"Can you assist the gentleman up to the blue room? He's become overtired."
"Of course, Miss. Glad to help." He put his wrinkled but still strong hand on the young man's shoulder. "This way, Sir, please."
The tall stranger dwarfed her servant, but Caleb got his shoulder in under his arm and began to help him from the room.
"Good night, Sir," she said quietly.
He paused. "Sarah, may I ask one more favor?"
"Certainly."
"Can you please play for about ten minutes, to lull me to sleep?"
"Yes, I'd be delighted."
"Thank you for everything. You've been a wonderful friend. I shall never forget your kindness. And I'm sorry--"
"No more apologies. Off you go. I shall see you in the morning."
She took the hand he offered and patted it. She followed them into the hall and watched as Caleb led him up the stairs as patiently as a shepherd leading a newborn lamb.
She listened while the old servant showed her guest to his room. Then she heard the stranger disrobe and get into the bed with a creak and sigh of relief.
"Good night, Sir."
"Good night, Caleb."
She waited until her servant came down the stairs, and motioned silently for him to come into the sitting room, where she seated herself at the pianoforte and began to play a Bach air.
"Well?"
"Well what, Miss?"
"Is he all settled?" she found herself saying, though that was not the question uppermost in her mind.
"Yes, he seems to be."
"What do you think of him?" she ventured to ask.
The reply was not one she ever expected to hear. "He will make me thank God every day that I haven't suffered the way he has."
Sarah stared at him in wonder. "What would make you say that?"
Caleb shook his head.
"Why, what did he tell you?"
"He never said a word. He just enjoyed the bath, and groaned from time to time."
Sarah thumped her temple with the heel of her right hand. "His headache. It slipped my mind. How thoughtless of me. Caleb, I need some vinegar and brown paper."

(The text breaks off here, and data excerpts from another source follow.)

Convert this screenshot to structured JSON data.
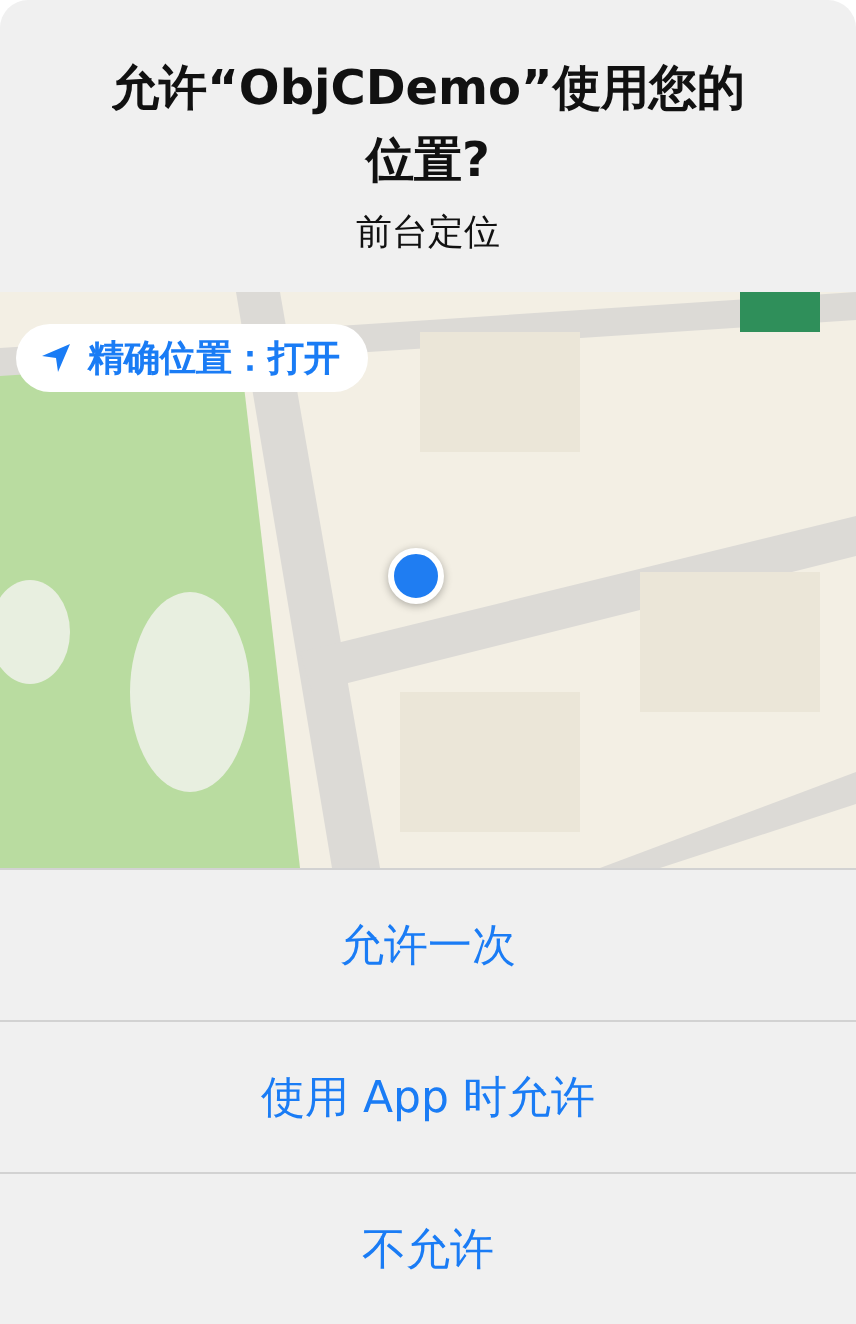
{
  "alert": {
    "title": "允许“ObjCDemo”使用您的位置?",
    "subtitle": "前台定位"
  },
  "map": {
    "kind": "picture",
    "precise_location": {
      "label": "精确位置：打开"
    }
  },
  "buttons": [
    "允许一次",
    "使用 App 时允许",
    "不允许"
  ]
}
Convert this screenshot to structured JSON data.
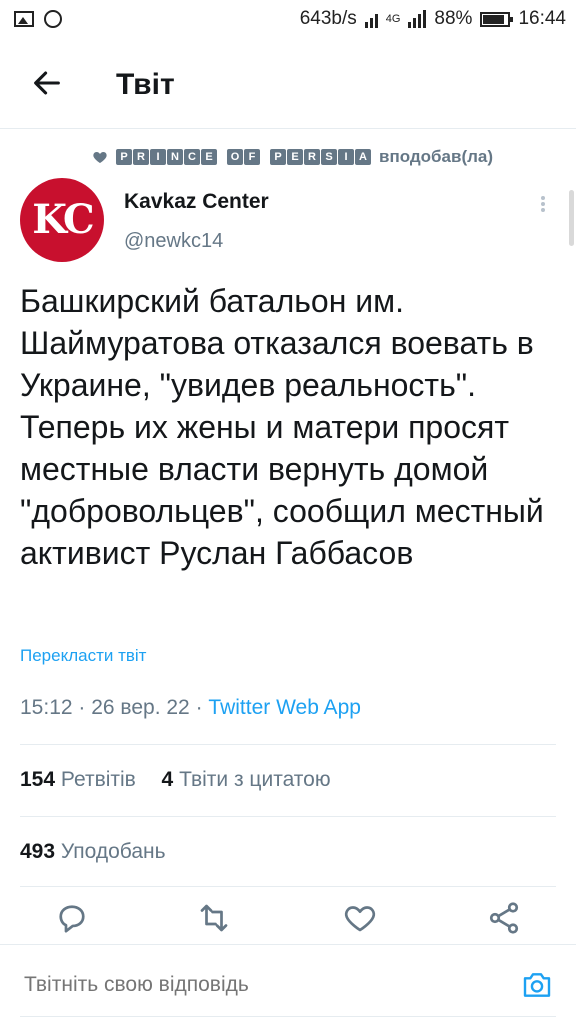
{
  "status": {
    "speed": "643b/s",
    "network": "4G",
    "battery": "88%",
    "time": "16:44"
  },
  "header": {
    "title": "Твіт"
  },
  "social_context": {
    "badge_words": [
      "PRINCE",
      "OF",
      "PERSIA"
    ],
    "text": "вподобав(ла)"
  },
  "tweet": {
    "avatar_text": "KC",
    "author": "Kavkaz Center",
    "handle": "@newkc14",
    "text": "Башкирский батальон им. Шаймуратова отказался воевать в Украине, \"увидев реальность\". Теперь их жены и матери просят местные власти вернуть домой \"добровольцев\", сообщил местный активист Руслан Габбасов",
    "translate": "Перекласти твіт",
    "time": "15:12",
    "date": "26 вер. 22",
    "source": "Twitter Web App",
    "retweets_count": "154",
    "retweets_label": "Ретвітів",
    "quotes_count": "4",
    "quotes_label": "Твіти з цитатою",
    "likes_count": "493",
    "likes_label": "Уподобань"
  },
  "actions": {
    "icons": [
      "reply-icon",
      "retweet-icon",
      "like-icon",
      "share-icon"
    ]
  },
  "reply": {
    "placeholder": "Твітніть свою відповідь"
  },
  "colors": {
    "accent": "#1da1f2",
    "muted": "#657786",
    "text": "#14171a",
    "avatar": "#c8102e"
  }
}
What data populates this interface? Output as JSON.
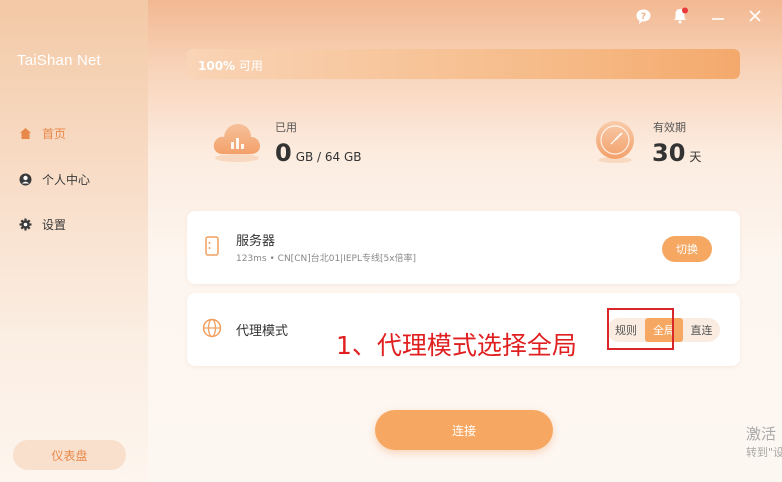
{
  "app": {
    "title": "TaiShan Net"
  },
  "sidebar": {
    "items": [
      {
        "label": "首页",
        "icon": "home-icon",
        "active": true
      },
      {
        "label": "个人中心",
        "icon": "user-icon",
        "active": false
      },
      {
        "label": "设置",
        "icon": "gear-icon",
        "active": false
      }
    ],
    "dashboard_label": "仪表盘"
  },
  "window_controls": {
    "icons": [
      "help-icon",
      "bell-icon",
      "minimize-icon",
      "close-icon"
    ],
    "notification_dot": true
  },
  "traffic_bar": {
    "percent": 100,
    "percent_text": "100%",
    "suffix": "可用"
  },
  "usage": {
    "label": "已用",
    "value": "0",
    "unit": "GB / 64 GB"
  },
  "validity": {
    "label": "有效期",
    "value": "30",
    "unit": "天"
  },
  "server": {
    "title": "服务器",
    "subtitle": "123ms • CN[CN]台北01|IEPL专线[5x倍率]",
    "switch_label": "切换"
  },
  "proxy": {
    "title": "代理模式",
    "modes": [
      "规则",
      "全局",
      "直连"
    ],
    "selected": "全局"
  },
  "annotation": "1、代理模式选择全局",
  "connect_label": "连接",
  "watermark": {
    "line1": "激活",
    "line2": "转到\"设"
  },
  "colors": {
    "accent": "#f6a862",
    "highlight_box": "#d9262b",
    "annotation_text": "#e02020"
  }
}
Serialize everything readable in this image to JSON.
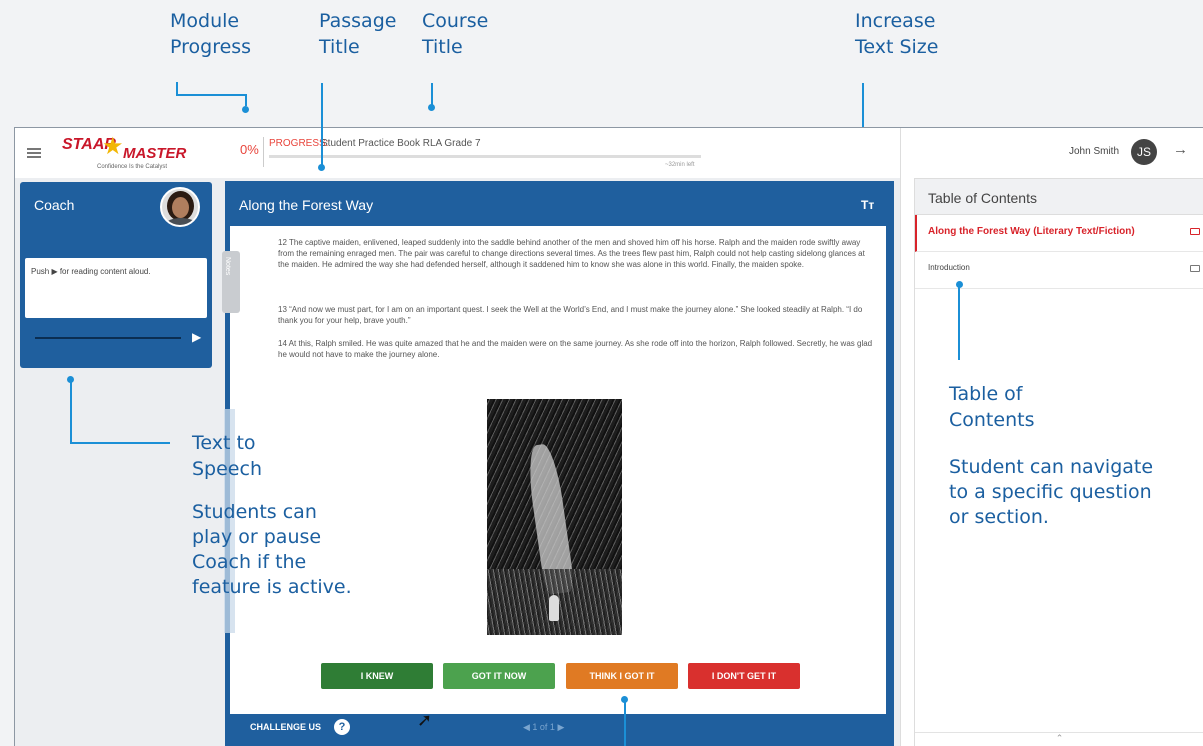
{
  "annotations": {
    "module_progress": {
      "line1": "Module",
      "line2": "Progress"
    },
    "passage_title": {
      "line1": "Passage",
      "line2": "Title"
    },
    "course_title": {
      "line1": "Course",
      "line2": "Title"
    },
    "increase_text": {
      "line1": "Increase",
      "line2": "Text Size"
    },
    "tts": {
      "title1": "Text to",
      "title2": "Speech",
      "desc": [
        "Students can",
        "play or pause",
        "Coach if the",
        "feature is active."
      ]
    },
    "toc": {
      "title1": "Table of",
      "title2": "Contents",
      "desc": [
        "Student can navigate",
        "to a specific question",
        "or section."
      ]
    }
  },
  "header": {
    "logo_word1": "STAAR",
    "logo_word2": "MASTER",
    "logo_tagline": "Confidence Is the Catalyst",
    "progress_percent": "0%",
    "progress_label": "PROGRESS:",
    "course_title": "Student Practice Book RLA Grade 7",
    "time_left": "~32min left",
    "progress_value": 0,
    "user_name": "John Smith",
    "user_initials": "JS"
  },
  "coach": {
    "title": "Coach",
    "message": "Push  ▶  for reading content aloud."
  },
  "passage": {
    "title": "Along the Forest Way",
    "text_size_icon": "Tᴛ",
    "notes_label": "Notes",
    "paragraphs": [
      "12  The captive maiden, enlivened, leaped suddenly into the saddle behind another of the men and shoved him off his horse. Ralph and the maiden rode swiftly away from the remaining enraged men. The pair was careful to change directions several times. As the trees flew past him, Ralph could not help casting sidelong glances at the maiden. He admired the way she had defended herself, although it saddened him to know she was alone in this world. Finally, the maiden spoke.",
      "13  “And now we must part, for I am on an important quest. I seek the Well at the World’s End, and I must make the journey alone.” She looked steadily at Ralph. “I do thank you for your help, brave youth.”",
      "14  At this, Ralph smiled. He was quite amazed that he and the maiden were on the same journey. As she rode off into the horizon, Ralph followed. Secretly, he was glad he would not have to make the journey alone."
    ],
    "buttons": {
      "knew": "I KNEW",
      "got_it_now": "GOT IT NOW",
      "think_got_it": "THINK I GOT IT",
      "dont_get_it": "I DON'T GET IT"
    },
    "challenge_label": "CHALLENGE US",
    "help_icon": "?",
    "pager": "1 of 1"
  },
  "toc": {
    "title": "Table of Contents",
    "items": [
      {
        "label": "Along the Forest Way (Literary Text/Fiction)",
        "active": true
      },
      {
        "label": "Introduction",
        "active": false
      }
    ],
    "collapse_icon": "chevron-up-icon"
  },
  "colors": {
    "panel_blue": "#1f5f9e",
    "accent_red": "#d8232a",
    "knew_green": "#2f7d35",
    "got_it_green": "#4ca24e",
    "think_orange": "#e07a23",
    "dont_red": "#d9302e",
    "annotation_blue": "#1b5fa0"
  }
}
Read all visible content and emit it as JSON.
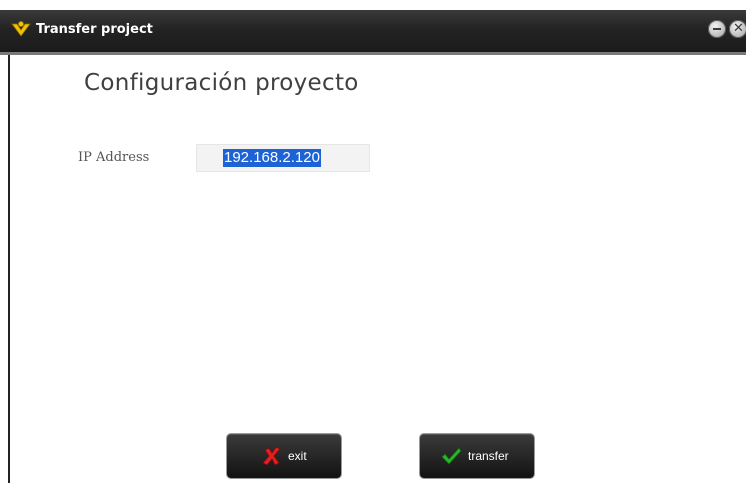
{
  "window": {
    "title": "Transfer project"
  },
  "form": {
    "heading": "Configuración proyecto",
    "ip_label": "IP Address",
    "ip_value": "192.168.2.120"
  },
  "buttons": {
    "exit_label": "exit",
    "transfer_label": "transfer"
  },
  "icons": {
    "app": "app-logo-icon",
    "minimize": "minimize-icon",
    "close": "close-icon",
    "exit": "red-x-icon",
    "transfer": "green-check-icon"
  },
  "colors": {
    "titlebar": "#1b1b1b",
    "selection": "#1e63d6",
    "exit_icon": "#e02020",
    "transfer_icon": "#2bb52b"
  }
}
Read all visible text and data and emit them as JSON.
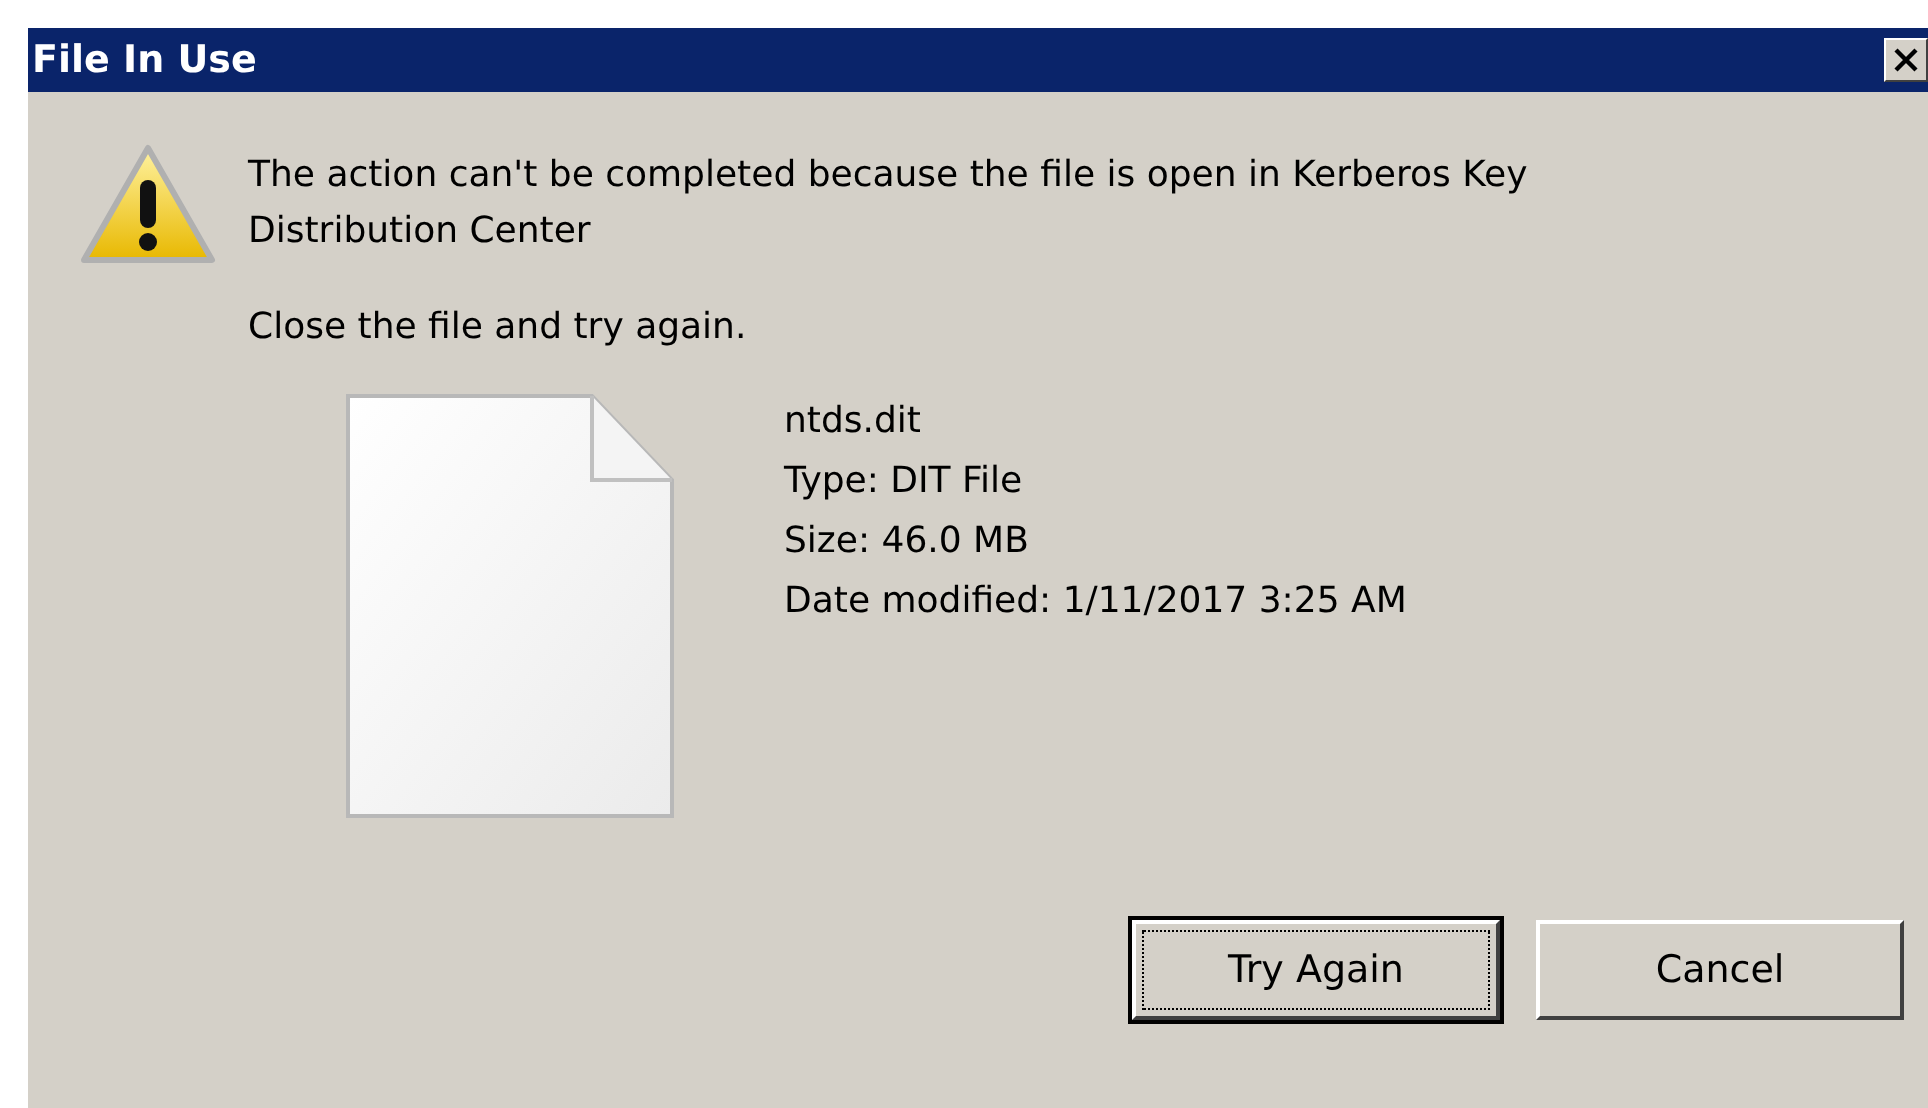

"I'll fetch it, Miss." He turned to go, but she called him back.
"Caleb, er, does he have tattoos like Mr. Jonathan's?"
He nodded. "They're not exactly like his, but yes. On his arms and legs, and a small George and Dragon over his heart."
Sarah sighed. Caleb could not read, though she had tried to get him to learn. There was no point in asking what the man's name was and where he came from. All of the Rakehells had tattooed their names and home villages on their arms and legs in case the worst had happened and they had been killed in the war.
She tried to recall any special friend the other men had made during the war that Jonathan might have mentioned. The original set of Rakehells had been Clifford, Jonathan and Thomas, all schoolfellows together at Eton and then Oxford, before enlisting to fight Bonaparte. In both places they had added to their set of Radicals, with brave and decent men like Dr. Blake Sanderson, Michael Avenel, whose title was Viscount Glyne, and his brother Randall, Randall's best friend Matthew Dane, and the famous barrister Alistair Grant.
She knew the Rakehells had served with many good men, and there was of course talk of Thomas's Irish cousin Stewart Fitzgerald, the Duke of Clancar, finally coming home after years abroad. The Elthams were going to meet up with him on the south coast of Ireland during their grand tour of all their estates. This could not be him, could it? But no, he had been described as a career soldier, while this man had more of a.... More of a business-like and yet scholarly manner, she decided.
Sarah also recollected with a shudder that the Rakehells had also met some dreadful scoundrels. But this man seemed to be more than decent, just confused and ill.
Who could he be? Now that the war was over, all the soldiers were coming home from the Peninsula as fast as arrangements could be made. But between able-bodied men and the wounded, and the forces being kept in France, Spain and Portugal to wrap things up, it would be a long time before they were all home again.
She was eagerly awaiting news from Dr. Sanderson about when he was going to return to take up the reins of her clinic for fallen women. Viscount Glyne was a faithful correspondent, but sadly they still hadn't heard from Michael as to when he would be re-patriated.
There had of course been two big battles at Toulouse and Bayonne in mid-April, but the details of them had been eclipsed by the even more momentous news about the battle for Paris and Napoleon being forced to abdicate as Emperor by his own marshals.
Sarah was sure she had overheard Jonathan and Thomas talking about some friends who had disappeared, whom they were worried about, not all that long ago. Perhaps this was one of the friends? He had obviously been badly injured. Perhaps it had been in one of those battles?